A small matter to the unchallenged mind.

And so he did it all, as he had done before,

Not realizing that the great change of maturity was not one of quantity,

But one of magnitude.

For it is one thing to read the poets and quite another to be a poet,

One thing to play at music and another to be a musician,

One thing to study scientists and another to be a scientist,

One thing to feign manhood and another to be a man.

Thus the child who dabbles in all things increases his potentialities

But the man who does the same must ultimately choose.

Liken him to the bonsai, a controlled microcosm,

But to be pruned by nobody but himself.

With each cut, the wound grows fuller and broader,

Let it grow wild, and one will never go back.

What then is this ‘Renaissance Man’ but a pure ideal,

To be wrestled away together with innocence?

 

The songs of experience must necessarily be sung,

But surely not with the voice of the jaded and decrepit.

For the most beautiful renditions I have ever heard,

Were man’s experiences coupled with the spirit of child’s innocence,

Man’s purpose, with the wonder and curiosity of vital youth.

Oh how I have tried to grasp as if at the stars,

Infinite in number, but ultimately futile!

Why did I not grasp at the mirror instead?

Just one reflection of self, infinite in depth.

Yes it was the craving of an unassailable youth,

The inebriating thirst that magnifies impetuosity—

Only the impatient hear the creaking of Time’s pendulum,

For those who know better find infinity between tick and tock.

 

"One string with all words light and heavy,

Half a gourd containing a world of sound.”

Thus did my ancestors describe the monochord,

The Aeolian harp for which an entire people were the wind,

An enveloping, refreshing breeze,

A tumultuous, spell-binding tempest.

That which nourished the entirety of my being,

On a single thread stretched across the cosmos.

Let me be the one-stringed instrument of humanity,

Not single-minded in scope but penetrating in capacity.

Let my notes reverberate upon the processes of universal consciousness,

Built upon the sympathetic harmonies of human compassion,

And in that way let me gather strength

As a chord gathers force in stacked tonalities,

Not the archivist of collected human wisdom,

But rather the purveyor of that wisdom through the sinews of the collective psyche.

 

What of responsibility?

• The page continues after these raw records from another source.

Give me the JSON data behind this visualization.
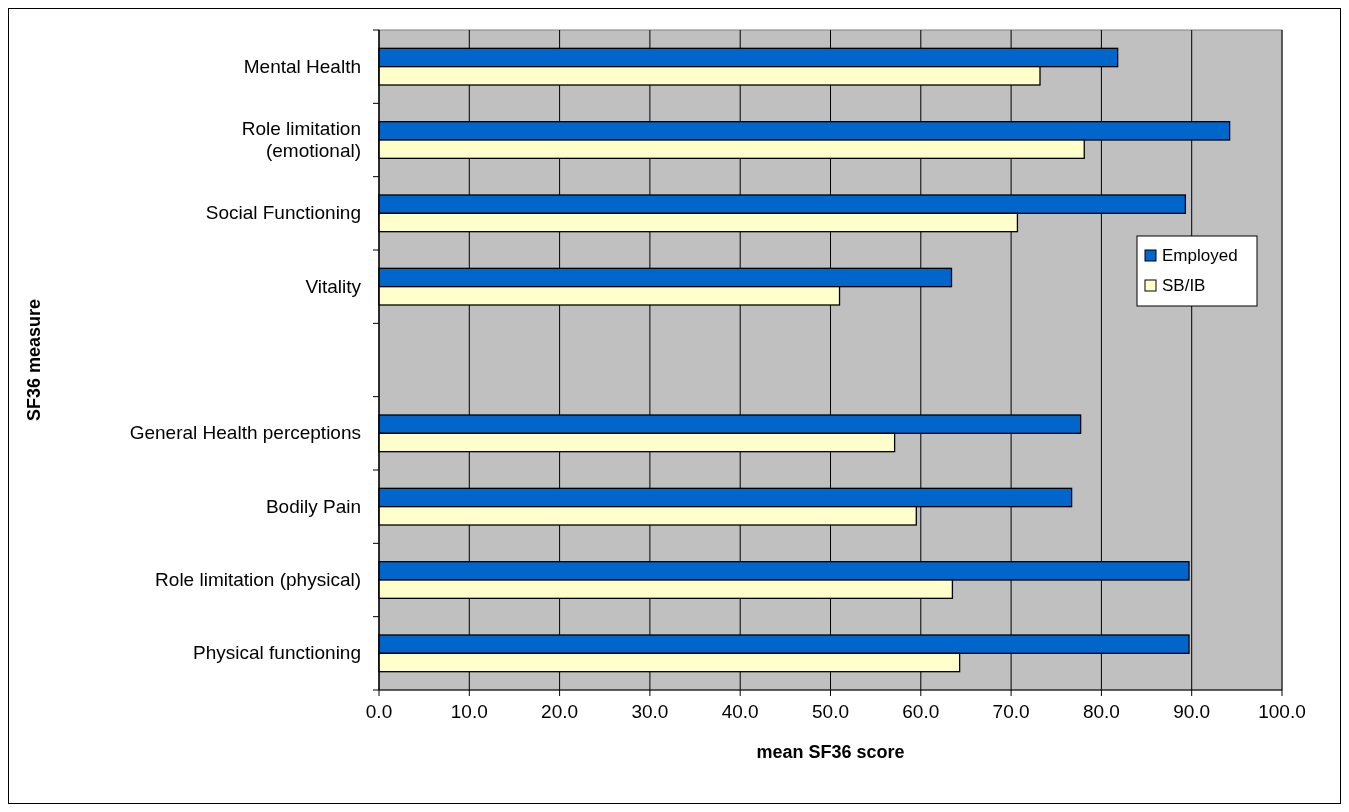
{
  "chart_data": {
    "type": "bar",
    "orientation": "horizontal",
    "categories": [
      "Mental Health",
      "Role limitation (emotional)",
      "Social Functioning",
      "Vitality",
      null,
      "General Health perceptions",
      "Bodily Pain",
      "Role limitation (physical)",
      "Physical functioning"
    ],
    "series": [
      {
        "name": "Employed",
        "color": "#0066cc",
        "values": [
          81.8,
          94.2,
          89.3,
          63.4,
          null,
          77.7,
          76.7,
          89.7,
          89.7
        ]
      },
      {
        "name": "SB/IB",
        "color": "#ffffcc",
        "values": [
          73.2,
          78.1,
          70.7,
          51.0,
          null,
          57.1,
          59.5,
          63.5,
          64.3
        ]
      }
    ],
    "xlim": [
      0,
      100
    ],
    "xticks": [
      {
        "value": 0,
        "label": "0.0"
      },
      {
        "value": 10,
        "label": "10.0"
      },
      {
        "value": 20,
        "label": "20.0"
      },
      {
        "value": 30,
        "label": "30.0"
      },
      {
        "value": 40,
        "label": "40.0"
      },
      {
        "value": 50,
        "label": "50.0"
      },
      {
        "value": 60,
        "label": "60.0"
      },
      {
        "value": 70,
        "label": "70.0"
      },
      {
        "value": 80,
        "label": "80.0"
      },
      {
        "value": 90,
        "label": "90.0"
      },
      {
        "value": 100,
        "label": "100.0"
      }
    ],
    "xlabel": "mean SF36 score",
    "ylabel": "SF36 measure",
    "grid": "x",
    "legend": "right"
  }
}
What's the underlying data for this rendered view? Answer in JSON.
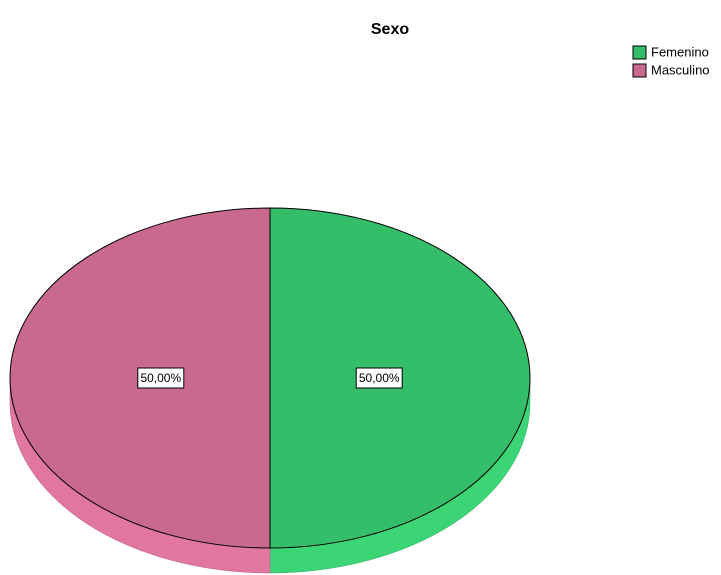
{
  "chart_data": {
    "type": "pie",
    "title": "Sexo",
    "categories": [
      "Femenino",
      "Masculino"
    ],
    "values": [
      50,
      50
    ],
    "value_labels": [
      "50,00%",
      "50,00%"
    ],
    "colors": [
      "#35be69",
      "#c9698f"
    ],
    "legend": "top-right"
  }
}
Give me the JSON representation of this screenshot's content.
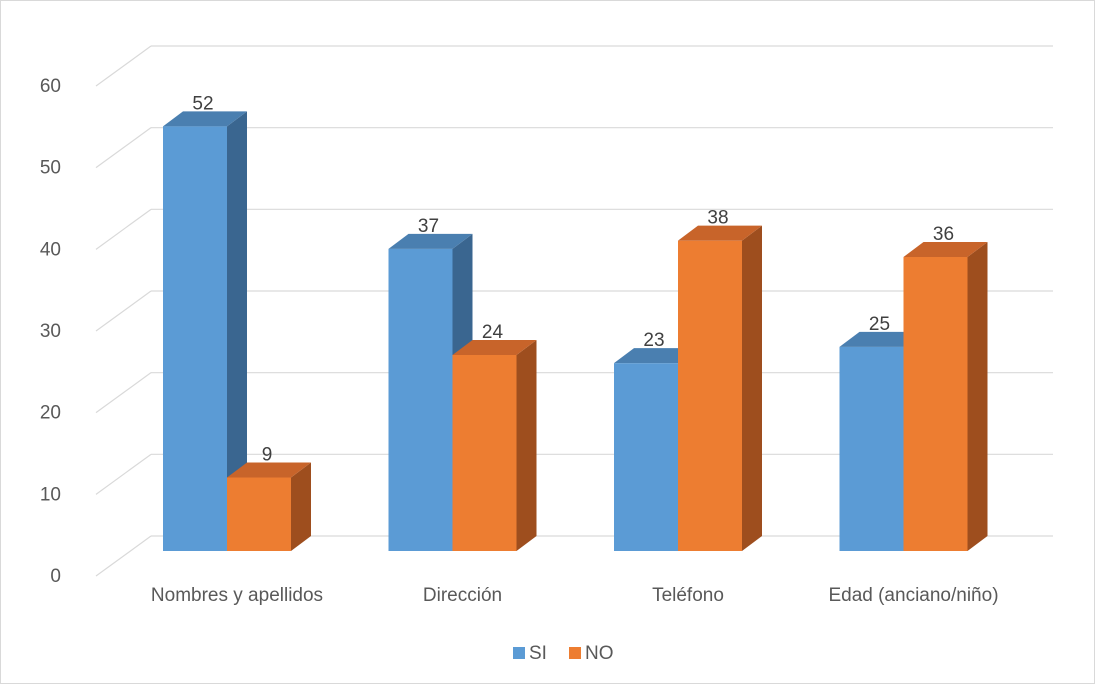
{
  "chart_data": {
    "type": "bar",
    "style": "3d-clustered-column",
    "categories": [
      "Nombres y apellidos",
      "Dirección",
      "Teléfono",
      "Edad (anciano/niño)"
    ],
    "series": [
      {
        "name": "SI",
        "values": [
          52,
          37,
          23,
          25
        ],
        "color": "#5b9bd5",
        "top_color": "#4a7fb0",
        "side_color": "#3a6690"
      },
      {
        "name": "NO",
        "values": [
          9,
          24,
          38,
          36
        ],
        "color": "#ed7d31",
        "top_color": "#c8642a",
        "side_color": "#9e4e1e"
      }
    ],
    "ylim": [
      0,
      60
    ],
    "yticks": [
      0,
      10,
      20,
      30,
      40,
      50,
      60
    ],
    "grid": true,
    "legend": "bottom-center",
    "data_labels": true
  }
}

Of purpose?

An instrument without its song

Is merely a silent block of wood

Un-tuned and un-played, how might it participate in Life?

That song, Reason and Purpose, is to be tailored to each individual,

An open concerto, to be composed by us all—

Now my cadenza, now your’s, then a duet!

Each voice plays its part in Nature’s Symphony.

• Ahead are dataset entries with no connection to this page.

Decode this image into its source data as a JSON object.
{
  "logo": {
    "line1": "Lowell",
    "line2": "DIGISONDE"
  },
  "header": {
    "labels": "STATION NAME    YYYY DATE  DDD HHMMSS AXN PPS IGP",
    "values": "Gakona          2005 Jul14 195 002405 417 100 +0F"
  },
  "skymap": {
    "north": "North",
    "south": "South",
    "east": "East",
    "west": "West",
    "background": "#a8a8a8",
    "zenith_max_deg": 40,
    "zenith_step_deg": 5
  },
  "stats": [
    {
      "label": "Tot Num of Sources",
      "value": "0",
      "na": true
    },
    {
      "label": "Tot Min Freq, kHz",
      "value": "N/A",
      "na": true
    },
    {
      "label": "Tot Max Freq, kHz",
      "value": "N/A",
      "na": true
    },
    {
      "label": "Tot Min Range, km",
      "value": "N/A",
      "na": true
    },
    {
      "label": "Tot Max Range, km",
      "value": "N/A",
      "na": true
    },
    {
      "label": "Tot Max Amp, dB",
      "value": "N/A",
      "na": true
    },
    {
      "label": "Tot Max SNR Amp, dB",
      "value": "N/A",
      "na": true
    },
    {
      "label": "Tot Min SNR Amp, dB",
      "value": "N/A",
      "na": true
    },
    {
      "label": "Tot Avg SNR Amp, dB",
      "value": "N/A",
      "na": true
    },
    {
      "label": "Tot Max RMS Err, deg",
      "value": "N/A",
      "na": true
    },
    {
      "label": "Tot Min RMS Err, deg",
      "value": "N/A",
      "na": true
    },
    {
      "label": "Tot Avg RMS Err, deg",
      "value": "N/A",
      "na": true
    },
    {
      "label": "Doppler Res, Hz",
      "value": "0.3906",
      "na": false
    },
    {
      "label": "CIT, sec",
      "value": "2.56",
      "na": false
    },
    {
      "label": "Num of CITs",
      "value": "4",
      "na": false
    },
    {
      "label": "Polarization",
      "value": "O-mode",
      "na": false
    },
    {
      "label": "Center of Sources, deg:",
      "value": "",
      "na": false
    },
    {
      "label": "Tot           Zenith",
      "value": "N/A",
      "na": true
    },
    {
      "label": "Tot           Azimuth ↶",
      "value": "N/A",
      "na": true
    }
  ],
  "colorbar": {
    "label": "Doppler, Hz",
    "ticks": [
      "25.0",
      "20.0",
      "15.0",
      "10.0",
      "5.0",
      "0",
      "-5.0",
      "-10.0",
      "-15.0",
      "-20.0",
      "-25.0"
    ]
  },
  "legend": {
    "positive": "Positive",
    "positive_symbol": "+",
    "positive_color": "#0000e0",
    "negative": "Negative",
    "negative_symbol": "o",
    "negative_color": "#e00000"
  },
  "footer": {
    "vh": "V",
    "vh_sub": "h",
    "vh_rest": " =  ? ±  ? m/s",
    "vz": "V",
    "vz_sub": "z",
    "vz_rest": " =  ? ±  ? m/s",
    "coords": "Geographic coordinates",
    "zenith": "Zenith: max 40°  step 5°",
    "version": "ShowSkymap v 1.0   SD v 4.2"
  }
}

And finally, the cadence, the moment of our human unison,

Bound by love for our brethren in our web of fellow-feeling.

 

These lines, begun in confusion,

Wrapped in what one must do because the world beckons,

And what one must do because the insulated self does not yet see,

Are now the clairvoyant prism of my mind works.

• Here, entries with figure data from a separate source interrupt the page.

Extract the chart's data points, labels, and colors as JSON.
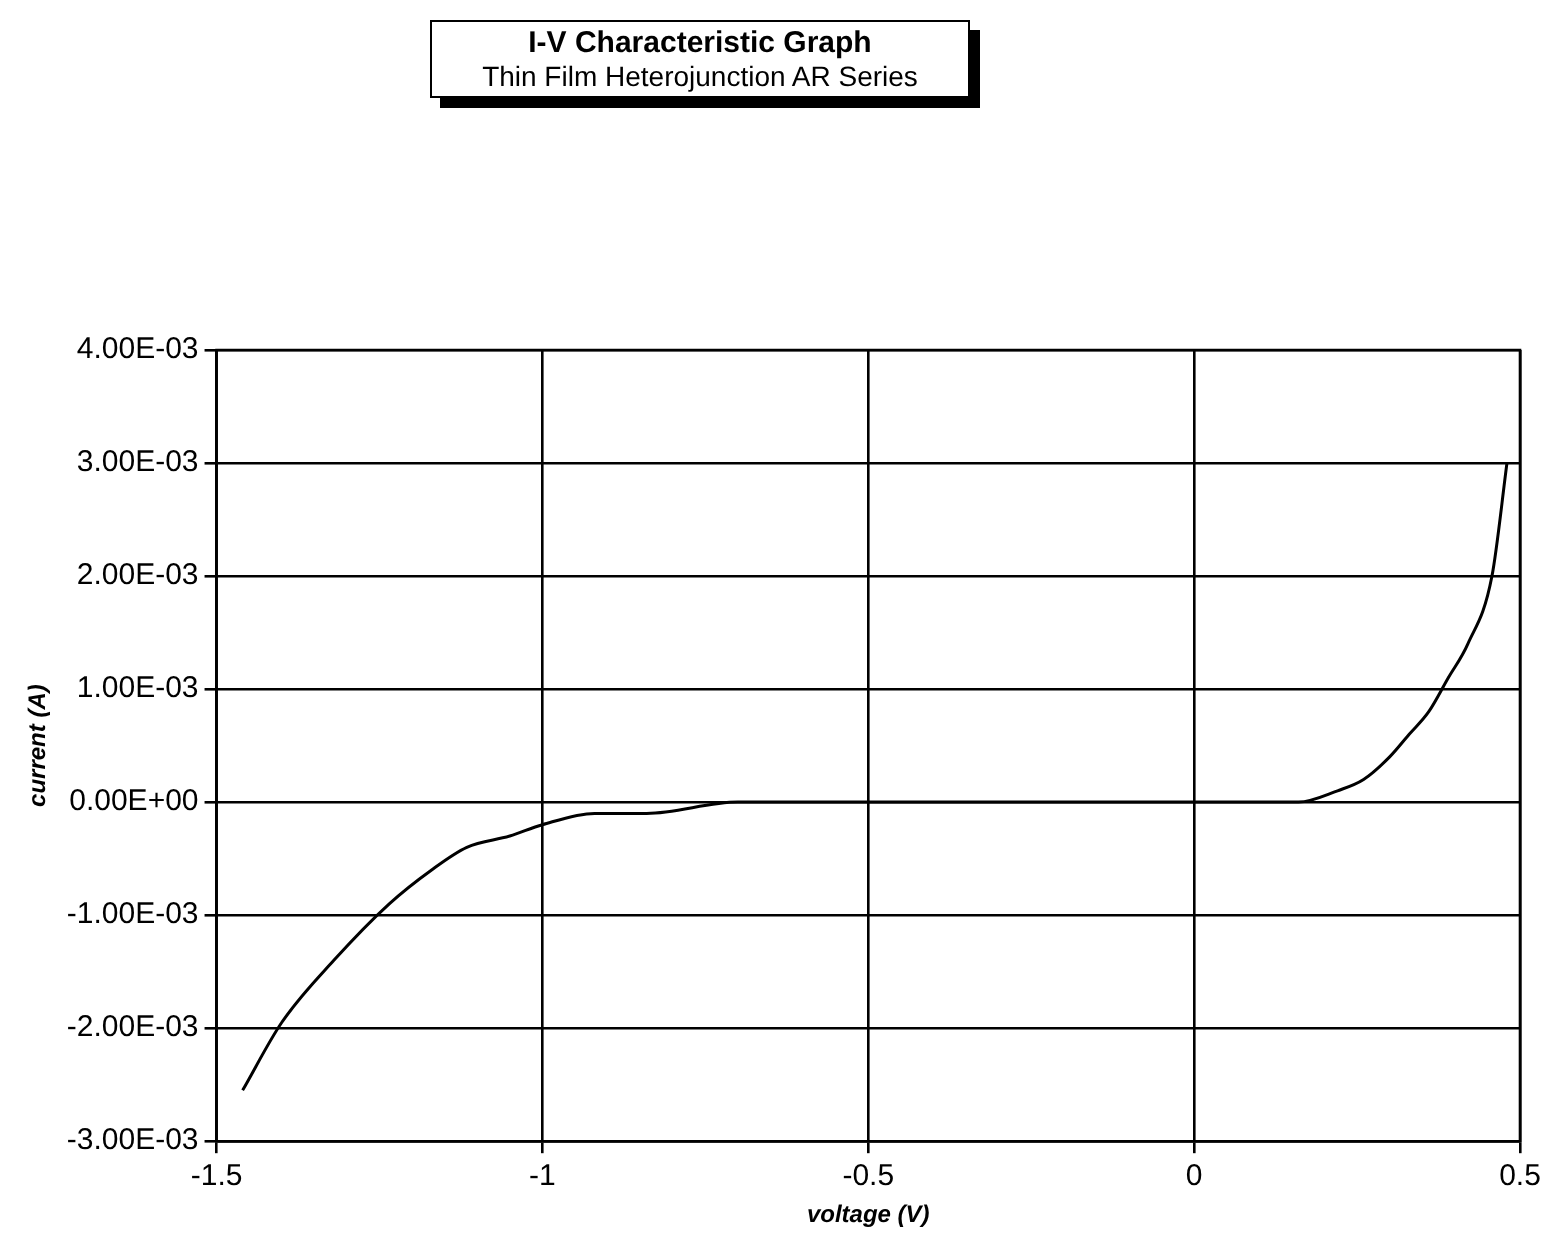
{
  "chart_data": {
    "type": "line",
    "title": "I-V Characteristic Graph",
    "subtitle": "Thin Film Heterojunction AR Series",
    "xlabel": "voltage (V)",
    "ylabel": "current (A)",
    "xlim": [
      -1.5,
      0.5
    ],
    "xticks": [
      -1.5,
      -1,
      -0.5,
      0,
      0.5
    ],
    "ylim": [
      -0.003,
      0.004
    ],
    "yticks": [
      {
        "value": -0.003,
        "label": "-3.00E-03"
      },
      {
        "value": -0.002,
        "label": "-2.00E-03"
      },
      {
        "value": -0.001,
        "label": "-1.00E-03"
      },
      {
        "value": 0,
        "label": "0.00E+00"
      },
      {
        "value": 0.001,
        "label": "1.00E-03"
      },
      {
        "value": 0.002,
        "label": "2.00E-03"
      },
      {
        "value": 0.003,
        "label": "3.00E-03"
      },
      {
        "value": 0.004,
        "label": "4.00E-03"
      }
    ],
    "grid": true,
    "legend": false,
    "marker": "none",
    "line_style": "solid",
    "series": [
      {
        "color": "#000000",
        "x": [
          -1.46,
          -1.4,
          -1.32,
          -1.235,
          -1.17,
          -1.116,
          -1.05,
          -1.0,
          -0.92,
          -0.84,
          -0.7,
          -0.5,
          -0.2,
          0,
          0.16,
          0.22,
          0.26,
          0.3,
          0.33,
          0.36,
          0.39,
          0.42,
          0.457,
          0.48
        ],
        "values": [
          -0.00255,
          -0.00195,
          -0.0014,
          -0.0009,
          -0.0006,
          -0.0004,
          -0.0003,
          -0.0002,
          -0.0001,
          -0.0001,
          0,
          0,
          0,
          0,
          0,
          0.0001,
          0.0002,
          0.0004,
          0.0006,
          0.0008,
          0.0011,
          0.0014,
          0.002,
          0.003
        ]
      }
    ]
  }
}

Those are not neurotransmitters running between my synapses,

But captured shards of human intellect

Running between a highway of action—potentials they call it,

Is it not ironic that science could be so poetic?

But no, in this casing of irony lies a pebble of truth,

For have I not spent four years chasing this Poetic Scientist myself?

Searched after that thing in the systematic reduction of the Goddess Nature

That actually celebrates Her being and Her masterpiece?

That chef d’ouvre—it joins me now, making this existence worthwhile,

The turning of internal clockwork jolted into being by another’s sparks.

Beautiful causality.

Process is itself being, without beginning or end,

Our motion causing us to be moved,

Our loving the one and only prerequisite to Our Love.

 

Thus, for as long as I have wrestled with

Being somewhere, someplace, sometime,

That wrestling must by matter of course continue,

For what else remains in stagnancy but death of body and intellect?

The equilibrium of internal peace is never static,

But dynamic and ever-changing,

A force vigilante to the random debris

Thrust upon our faces along the road of Time.

We travel continuously as nomads from fertile ground to ground,

Planting seeds to be revisited some generation hence,

And with us, we carry a single precious flask called Humanity,

Containing, for all to share, the quenching waters of Compassion.